"A dog."
"What do you mean by a dog?"
"A dog on four legs."
Stupefaction reigned amongst the crew of the Nautilus. Under any other circumstances they would have burst out laughing. A dog captain of a vessel of a hundred and seventy tons burden! It was enough to make them laugh. But really the Forward was such an extraordinary ship that they felt it might be no laughing matter, and they must be sure before they denied it. Besides, Cornhill himself didn't laugh.
"So Johnson showed you the new sort of captain, did he?" added he, addressing the young sailor, "and you saw him?"
"Yes, sir, as plainly as I see you now."
"Well, and what do you think about it?" asked the sailors of the quartermaster.
"I don't think anything," he answered shortly. "I don't think anything, except that the Forward is a ship belonging to the devil, or madmen fit for nothing but Bedlam."
The sailors continued silently watching the Forward, whose preparations for departure were drawing to an end; there was not one of them who pretended that Johnson had only been laughing at the young sailor. The history of the dog had already made the round of the town, and amongst the crowd of spectators many a one looked out for the dog-captain and believed him to be a supernatural animal. Besides, the Forward had been attracting public attention for some months past.
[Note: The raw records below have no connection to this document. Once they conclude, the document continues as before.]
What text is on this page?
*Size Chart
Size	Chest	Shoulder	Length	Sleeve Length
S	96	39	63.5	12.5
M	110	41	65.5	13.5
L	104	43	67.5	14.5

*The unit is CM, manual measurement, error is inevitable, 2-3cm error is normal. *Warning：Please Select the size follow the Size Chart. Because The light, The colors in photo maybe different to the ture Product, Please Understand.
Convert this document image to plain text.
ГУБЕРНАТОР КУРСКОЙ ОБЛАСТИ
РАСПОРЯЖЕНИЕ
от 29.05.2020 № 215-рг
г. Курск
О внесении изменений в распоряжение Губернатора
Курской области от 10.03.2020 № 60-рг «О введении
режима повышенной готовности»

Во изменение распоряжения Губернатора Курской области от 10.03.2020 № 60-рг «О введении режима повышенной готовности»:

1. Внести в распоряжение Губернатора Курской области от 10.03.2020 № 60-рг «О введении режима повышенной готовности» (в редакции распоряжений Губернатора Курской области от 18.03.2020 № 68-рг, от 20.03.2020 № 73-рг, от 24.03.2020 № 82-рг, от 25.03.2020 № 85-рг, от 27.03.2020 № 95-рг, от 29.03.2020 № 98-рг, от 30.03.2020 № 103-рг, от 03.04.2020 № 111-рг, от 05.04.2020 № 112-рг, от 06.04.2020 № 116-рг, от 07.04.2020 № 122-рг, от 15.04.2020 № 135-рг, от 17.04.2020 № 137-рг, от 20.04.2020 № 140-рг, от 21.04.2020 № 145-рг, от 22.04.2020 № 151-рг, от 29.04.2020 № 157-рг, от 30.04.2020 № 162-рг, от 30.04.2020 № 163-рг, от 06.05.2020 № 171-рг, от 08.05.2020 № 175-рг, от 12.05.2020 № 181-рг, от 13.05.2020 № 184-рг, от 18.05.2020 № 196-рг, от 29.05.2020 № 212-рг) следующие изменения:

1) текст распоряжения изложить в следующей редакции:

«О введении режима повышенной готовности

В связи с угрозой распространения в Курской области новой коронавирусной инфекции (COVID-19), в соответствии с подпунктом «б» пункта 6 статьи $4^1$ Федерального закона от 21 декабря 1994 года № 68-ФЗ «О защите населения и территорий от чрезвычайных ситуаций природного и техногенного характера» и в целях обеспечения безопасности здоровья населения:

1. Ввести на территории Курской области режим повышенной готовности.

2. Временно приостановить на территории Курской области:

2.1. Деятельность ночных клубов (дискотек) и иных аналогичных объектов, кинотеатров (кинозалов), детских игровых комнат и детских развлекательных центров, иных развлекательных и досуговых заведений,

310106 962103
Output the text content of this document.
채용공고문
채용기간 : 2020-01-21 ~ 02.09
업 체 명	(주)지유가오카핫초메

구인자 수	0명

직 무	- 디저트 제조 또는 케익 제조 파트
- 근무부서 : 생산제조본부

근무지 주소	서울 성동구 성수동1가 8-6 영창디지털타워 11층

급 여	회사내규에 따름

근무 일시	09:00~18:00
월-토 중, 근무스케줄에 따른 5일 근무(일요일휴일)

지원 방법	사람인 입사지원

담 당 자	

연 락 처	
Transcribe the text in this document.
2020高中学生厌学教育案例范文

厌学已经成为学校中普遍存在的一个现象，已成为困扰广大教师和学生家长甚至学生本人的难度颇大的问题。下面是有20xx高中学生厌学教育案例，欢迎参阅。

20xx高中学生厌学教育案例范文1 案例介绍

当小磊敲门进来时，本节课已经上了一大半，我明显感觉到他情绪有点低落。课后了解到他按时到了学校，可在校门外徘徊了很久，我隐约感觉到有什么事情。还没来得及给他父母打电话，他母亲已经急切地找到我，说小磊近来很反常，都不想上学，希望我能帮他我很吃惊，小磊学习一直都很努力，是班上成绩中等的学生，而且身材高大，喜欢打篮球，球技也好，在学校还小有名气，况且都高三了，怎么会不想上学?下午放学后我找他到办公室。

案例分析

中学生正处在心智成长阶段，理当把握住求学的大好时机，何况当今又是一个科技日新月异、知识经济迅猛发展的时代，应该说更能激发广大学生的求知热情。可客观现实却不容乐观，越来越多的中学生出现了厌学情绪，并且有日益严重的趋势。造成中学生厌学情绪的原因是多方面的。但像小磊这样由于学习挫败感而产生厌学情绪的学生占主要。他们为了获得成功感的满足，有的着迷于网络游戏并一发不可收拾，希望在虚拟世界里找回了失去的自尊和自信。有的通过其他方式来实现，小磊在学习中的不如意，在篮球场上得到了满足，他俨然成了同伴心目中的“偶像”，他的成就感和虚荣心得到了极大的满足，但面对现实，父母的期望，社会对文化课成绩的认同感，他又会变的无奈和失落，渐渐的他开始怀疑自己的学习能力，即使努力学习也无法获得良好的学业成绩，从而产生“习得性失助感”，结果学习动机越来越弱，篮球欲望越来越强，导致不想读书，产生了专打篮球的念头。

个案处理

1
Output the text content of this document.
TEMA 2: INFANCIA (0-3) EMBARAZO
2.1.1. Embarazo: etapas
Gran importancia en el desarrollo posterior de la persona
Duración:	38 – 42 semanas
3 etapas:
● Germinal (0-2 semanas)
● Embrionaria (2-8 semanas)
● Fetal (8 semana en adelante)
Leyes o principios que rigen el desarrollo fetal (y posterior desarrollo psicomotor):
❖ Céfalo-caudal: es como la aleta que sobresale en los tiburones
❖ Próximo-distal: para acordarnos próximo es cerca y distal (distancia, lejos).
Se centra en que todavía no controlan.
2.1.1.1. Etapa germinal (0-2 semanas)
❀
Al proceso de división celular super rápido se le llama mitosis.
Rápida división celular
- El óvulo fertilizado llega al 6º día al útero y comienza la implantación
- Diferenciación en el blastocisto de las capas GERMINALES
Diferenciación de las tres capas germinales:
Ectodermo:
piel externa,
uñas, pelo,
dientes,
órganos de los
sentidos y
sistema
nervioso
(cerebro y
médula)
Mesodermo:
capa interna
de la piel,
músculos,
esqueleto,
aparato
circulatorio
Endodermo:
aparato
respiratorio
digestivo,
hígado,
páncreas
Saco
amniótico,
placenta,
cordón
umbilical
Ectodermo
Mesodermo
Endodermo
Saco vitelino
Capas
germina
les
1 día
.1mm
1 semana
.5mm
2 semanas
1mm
Everything about her was marvellous; her peculiar shape, the mystery which surrounded her, the incognito kept by the captain, the way Richard Shandon had received the proposition to direct her, the careful selection of the crew, her unknown destination, suspected only by a few—all about her was strange.
To a thinker, dreamer, or philosopher nothing is more affecting than the departure of a ship; his imagination plays round the sails, sees her struggles with the sea and the wind in the adventurous journey which does not always end in port; when in addition to the ordinary incidents of departure there are extraordinary ones, even minds little given to credulity let their imagination run wild.